With all due respect, it sounds to me like you’re excusing mediocrity. I just think sending her home was because of all the scandals that have hit the hospital, not just the botched surgery. Btw, in non-shithole countries, she would have resigned of her own accord. But this being Africa, people must seek the backing of “our people” and say things like “I’d rather die” before being forced out.

Explain to me like I’m 5 how this was a case of mediocrity on her part. Do you sign up to fall for your inferiors’ mistakes as CEO?

And like I said, had she been sent home because of the other well known KNH scandals she’s not dealt with, I’d agree. But she wasn’t. She was sent home because of the outrage this particular issue caused na tusijidanganye.

I hope umetoka Mau

The CEO’s main responsibility is to ensure the systems in place serve the purpose they were designed to serve efficiently and effectively, that the registry could make such a horrific mistake on account of a tagging system that is clearly confusing means the systems in place are faulty, when you are at the top your job is to ensurethose at the bottom make very few mistakes and low-impact mistakes, hio ikikushinda achia wengine kazi

Nimecheki hiyo link yako and in the process nimepata hii:
KNH failed to adhere to WHO standards, report shows - The Standard Health

It seems there’s a set way to identify patients in such cases that KNH rarely follows.
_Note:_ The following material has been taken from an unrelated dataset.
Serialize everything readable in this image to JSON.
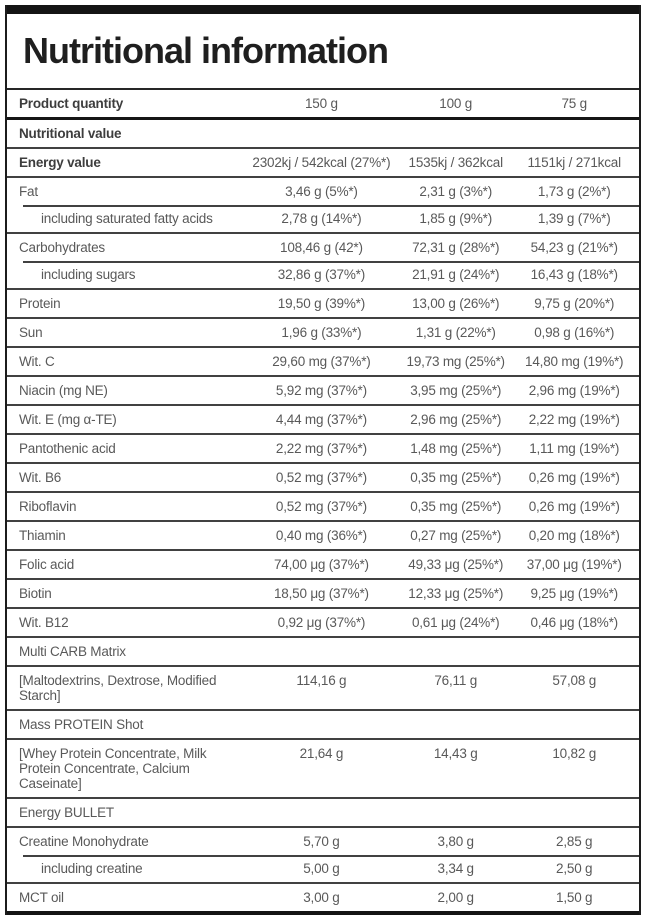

In that case naona how the CEO is to blame. But @kyuktothecore haukuwa helpful kwangu just vaguely stating the buck stops with her without showing me what she didn’t do right.

Are you saying that if the doctor finds the patient going in for CS is a man he should do so since that is what the tag says???

Mimi si wa Chebarbar. I believe in personal responsibility though. If a leader fails to set up systems (like I’ve now found out Koros failed), we can blame him or her.

But if their subordinate fails to do their duty, why should we blame the leader ati coz buck stops with them? What does that even mean? This is not Japan where guys take responsibility even for things they couldn’t foresee, like a Transport Minister resigning over a train derailment.